Phishing-Betrug mit britischem ETA-System kostet Frau fast 100 Euro
Sigmund FreudenbergerPhishing-Betrug mit britischem ETA-System kostet Frau fast 100 Euro
Eine 42-jährige Frau aus dem Landkreis Gießen verlor durch einen Phishing-Betrug im Zusammenhang mit dem britischen Electronic Travel Authorisation-System (ETA) fast 100 Euro. Die Betrüger lockten sie auf eine gefälschte Website, wo sie eine Gebühr zahlte und persönliche Daten preisgab. Die Polizei warnt nun vor ähnlichen Fällen, die in ganz Deutschland zunehmen.
Der Vorfall ereignete sich Anfang April, kurz nach Einführung der ETA-Pflicht am 5. April 2024. Die Geschädigte, die eine Reise nach Großbritannien plante, geriet auf eine betrügerische Seite, die eine Zahlung von 99 Euro verlangte. Sie gab ihre Kreditkartendaten ein, lud ein Passfoto hoch und übermittelte eine Kopie ihres Reisepasses.
Am nächsten Tag erhielt sie eine Bestätigungsmail, die ihr "Visum" als gültig auswies. Misstrauisch prüfte sie die Website mit ihrer Antiviren-Software, die sie als Phishing-Versuch identifizierte. Daraufhin sperrte sie umgehend ihre Kreditkarte und erstattete Anzeige bei der Polizei.
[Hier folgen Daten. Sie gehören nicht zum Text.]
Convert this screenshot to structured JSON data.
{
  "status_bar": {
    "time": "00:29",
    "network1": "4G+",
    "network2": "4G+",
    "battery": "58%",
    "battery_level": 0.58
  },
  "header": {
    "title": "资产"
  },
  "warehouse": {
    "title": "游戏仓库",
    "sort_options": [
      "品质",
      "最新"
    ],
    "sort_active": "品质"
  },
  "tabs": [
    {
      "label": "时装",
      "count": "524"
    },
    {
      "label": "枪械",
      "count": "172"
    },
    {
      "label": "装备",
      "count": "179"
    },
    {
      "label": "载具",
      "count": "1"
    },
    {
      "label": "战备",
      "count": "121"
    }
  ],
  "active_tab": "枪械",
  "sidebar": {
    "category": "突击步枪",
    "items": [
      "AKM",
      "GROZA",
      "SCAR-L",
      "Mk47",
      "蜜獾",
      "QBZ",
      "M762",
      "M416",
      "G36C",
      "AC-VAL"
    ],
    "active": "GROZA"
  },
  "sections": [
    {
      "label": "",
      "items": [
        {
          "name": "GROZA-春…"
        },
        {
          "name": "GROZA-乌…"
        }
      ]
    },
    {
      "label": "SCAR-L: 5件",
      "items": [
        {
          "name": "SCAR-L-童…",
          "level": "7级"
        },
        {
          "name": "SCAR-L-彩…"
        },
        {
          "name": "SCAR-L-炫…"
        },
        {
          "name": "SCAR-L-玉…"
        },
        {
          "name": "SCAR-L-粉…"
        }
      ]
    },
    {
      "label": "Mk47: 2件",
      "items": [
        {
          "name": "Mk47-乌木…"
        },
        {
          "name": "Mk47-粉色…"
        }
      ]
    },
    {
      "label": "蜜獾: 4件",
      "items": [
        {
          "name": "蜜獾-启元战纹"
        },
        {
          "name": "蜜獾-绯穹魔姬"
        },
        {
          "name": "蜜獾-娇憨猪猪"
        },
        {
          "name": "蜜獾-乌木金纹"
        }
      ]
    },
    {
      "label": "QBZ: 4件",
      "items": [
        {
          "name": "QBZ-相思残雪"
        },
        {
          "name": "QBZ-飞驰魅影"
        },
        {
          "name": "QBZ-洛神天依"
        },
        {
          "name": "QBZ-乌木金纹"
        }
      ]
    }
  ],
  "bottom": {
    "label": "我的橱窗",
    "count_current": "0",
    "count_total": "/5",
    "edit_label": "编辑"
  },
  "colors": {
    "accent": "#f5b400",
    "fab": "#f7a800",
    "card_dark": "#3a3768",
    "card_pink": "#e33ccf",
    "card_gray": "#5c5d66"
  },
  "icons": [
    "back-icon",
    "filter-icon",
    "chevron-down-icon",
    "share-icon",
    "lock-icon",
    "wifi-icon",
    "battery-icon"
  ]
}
Laut Sabine Richter, Sprecherin der Polizei, nutzen Betrüger das ETA-System gezielt aus, um Geld und persönliche Daten zu stehlen. Bis März 2026 wurden bundesweit rund 1.200 ähnliche Fälle registriert, die meisten davon von der Zentralstelle zur Bekämpfung der Internetkriminalität (ZIT) erfasst. Für Rückfragen steht das Präsidium Mittelhessen in Gießen, Ferniestraße 8, unter der Telefonnummer +49 641 7006-2044 zur Verfügung.
Die Behörden raten Reisenden, ausschließlich die offizielle Website der britischen Regierung für ETA-Anträge zu nutzen. Weitere Hinweise gibt es auf der Polizeiseite www.polizei.hessen.de/ppmh oder über den Twitter-Account @polizei_mh.
Durch das schnelle Handeln der Frau blieb der Schaden begrenzt – doch der Fall zeigt ein wachsendes Problem: Allein in Deutschland wurden über 1.200 Fälschungen von ETA-Websites gemeldet. Die Polizei ruft Reisende dazu auf, Websites vor der Eingabe persönlicher oder finanzieller Daten genau zu prüfen.